Bayesian Learning to Discover Mathematical Operations in Governing Equations of Dynamic Systems

Discovering governing equations from data is critical for diverse scientific disciplines as they can provide insights into the underlying phenomenon of dynamic systems. This work presents a new representation for governing equations by designing the Mathematical Operation Network (MathONet) with a deep neural network-like hierarchical structure. Specifically, the MathONet is stacked by several layers of unary operations (e.g., sin, cos, log) and binary operations (e.g., +,-), respectively. An initialized MathONet is typically regarded as a super-graph with a redundant structure, a sub-graph of which can yield the governing equation. We develop a sparse group Bayesian learning algorithm to extract the sub-graph by employing structurally constructed priors over the redundant mathematical operations. By demonstrating the chaotic Lorenz system, Lotka-Volterra system, and Kolmogorov-Petrovsky-Piskunov system, the proposed method can discover the ordinary differential equations (ODEs) and partial differential equations (PDEs) from the observations given limited mathematical operations, without any prior knowledge on possible expressions of the ODEs and PDEs.

💡 Research Summary

The paper introduces a novel data‑driven framework for discovering the governing ordinary and partial differential equations (ODEs/PDEs) of dynamic systems without any prior knowledge of the equation form. The core idea is to represent any candidate equation as a hierarchical network of elementary mathematical operations—unary functions such as sin, cos, log, and binary operators such as addition and multiplication. This network, called the Mathematical Operation Network (MathONet), is built by stacking layers of “PolyNets” (linear combinations of inputs that implement binary operations) and “OperNets” (linear combinations of unary functions). When initialized, MathONet is heavily over‑parameterized, i.e., a super‑graph that contains many redundant connections. The true governing equation corresponds to a sub‑graph where only a small subset of connections have non‑zero weights.
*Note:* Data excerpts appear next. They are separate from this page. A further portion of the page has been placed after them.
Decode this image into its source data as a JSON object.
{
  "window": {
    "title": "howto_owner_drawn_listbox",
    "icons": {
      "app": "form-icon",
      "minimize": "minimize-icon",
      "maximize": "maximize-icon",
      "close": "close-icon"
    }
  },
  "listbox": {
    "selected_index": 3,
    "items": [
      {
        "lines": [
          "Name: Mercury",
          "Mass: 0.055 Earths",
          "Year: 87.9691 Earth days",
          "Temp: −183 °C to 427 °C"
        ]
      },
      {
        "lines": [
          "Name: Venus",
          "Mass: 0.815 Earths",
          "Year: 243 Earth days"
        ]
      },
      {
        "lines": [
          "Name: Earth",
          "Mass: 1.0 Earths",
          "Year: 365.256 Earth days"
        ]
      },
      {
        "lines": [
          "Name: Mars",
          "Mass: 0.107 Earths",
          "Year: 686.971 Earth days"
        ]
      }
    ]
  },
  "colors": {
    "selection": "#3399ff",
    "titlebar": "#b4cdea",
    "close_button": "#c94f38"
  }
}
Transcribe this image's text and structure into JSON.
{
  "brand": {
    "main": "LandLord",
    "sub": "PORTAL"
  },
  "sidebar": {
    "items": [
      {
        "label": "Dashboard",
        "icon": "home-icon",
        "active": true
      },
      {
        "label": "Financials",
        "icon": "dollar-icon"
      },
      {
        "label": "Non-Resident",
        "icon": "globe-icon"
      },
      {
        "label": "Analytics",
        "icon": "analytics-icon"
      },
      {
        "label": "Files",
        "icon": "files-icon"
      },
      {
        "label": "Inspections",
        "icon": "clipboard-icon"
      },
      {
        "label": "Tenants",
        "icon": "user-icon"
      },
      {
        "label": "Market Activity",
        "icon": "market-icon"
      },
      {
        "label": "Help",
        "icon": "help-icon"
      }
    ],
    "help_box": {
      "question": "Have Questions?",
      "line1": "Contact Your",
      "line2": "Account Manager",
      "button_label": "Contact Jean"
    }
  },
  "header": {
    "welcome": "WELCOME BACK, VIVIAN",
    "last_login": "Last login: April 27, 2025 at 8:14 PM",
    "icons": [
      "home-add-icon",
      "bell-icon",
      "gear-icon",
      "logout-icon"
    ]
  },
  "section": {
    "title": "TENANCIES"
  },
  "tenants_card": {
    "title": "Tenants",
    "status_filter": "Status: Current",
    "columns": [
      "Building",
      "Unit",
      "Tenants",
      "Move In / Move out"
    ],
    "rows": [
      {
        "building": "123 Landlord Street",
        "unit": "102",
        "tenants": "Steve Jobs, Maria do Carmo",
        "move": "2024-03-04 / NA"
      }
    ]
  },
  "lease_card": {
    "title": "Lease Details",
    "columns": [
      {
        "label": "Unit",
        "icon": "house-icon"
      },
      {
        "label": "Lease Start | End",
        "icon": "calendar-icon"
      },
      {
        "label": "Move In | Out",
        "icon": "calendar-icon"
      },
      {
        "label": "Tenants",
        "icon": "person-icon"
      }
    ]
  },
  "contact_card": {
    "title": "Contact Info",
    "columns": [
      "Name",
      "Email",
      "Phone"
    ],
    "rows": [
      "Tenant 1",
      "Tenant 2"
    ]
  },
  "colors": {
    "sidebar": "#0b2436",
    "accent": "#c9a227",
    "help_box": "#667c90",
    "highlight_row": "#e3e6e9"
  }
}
To extract this sub‑graph, the authors first try Sparse‑Group Lasso, a regularizer that combines element‑wise L1 sparsity with group‑wise L2 sparsity. Experiments show that, although it prunes many weights, the resulting model remains overly dense (e.g., 651 terms for the Lorenz system) and fails to reproduce the dynamics accurately. Consequently, the authors develop a Bayesian alternative: a Sparse‑Group Bayesian Learning algorithm. Each weight receives an independent Gaussian prior, while each group of weights (the whole PolyNet or OperNet) receives a shared Gaussian prior. The hyper‑parameters (precision of these priors) are learned by maximizing the model evidence using a Laplace approximation. This yields closed‑form update rules involving the Hessian of the loss, allowing iterative refinement of both the weight posterior means and the sparsity‑inducing hyper‑parameters. The training proceeds in “epoch‑cycle” fashion: after a fixed number of epochs (a cycle) the network is pruned by zeroing weights whose posterior variance indicates irrelevance, and training resumes on the reduced graph.

The method is validated on three benchmark systems: the chaotic Lorenz attractor, the predator‑prey Lotka‑Volterra model, and the Kolmogorov‑Petrovsky‑Piskunov (KPP) reaction‑diffusion equation. In all cases, the Bayesian approach discovers a dramatically smaller set of terms (often just a handful) that exactly match the known governing equations and reproduce the observed trajectories with high fidelity, even in the presence of measurement noise. Compared with Sparse‑Group Lasso, the Bayesian method achieves far greater sparsity and accuracy without extensive hyper‑parameter tuning.

Key contributions are: (1) the design of MathONet, a DNN‑like architecture that treats mathematical operations as network layers, enabling a compact representation of a huge space of possible equations; (2) a principled Bayesian sparsity framework that jointly enforces element‑wise and group‑wise sparsity, leading to automatic model selection; (3) empirical evidence that the approach can recover both ODEs and PDEs from raw data using only a limited library of elementary functions.

Limitations include the need to pre‑specify the depth of MathONet, the number of neurons per layer, and the set of unary functions; the Laplace approximation and Hessian computation may become costly for very high‑dimensional problems; and the current function library does not cover piecewise or conditional operations that appear in some physical laws. Future work could explore variational Bayesian techniques for more scalable inference, automatic expansion of the function library, and efficient Hessian‑free approximations to handle large‑scale systems. Overall, the paper presents a compelling blend of symbolic‑like expression discovery with modern Bayesian deep learning, opening a promising direction for interpretable system identification.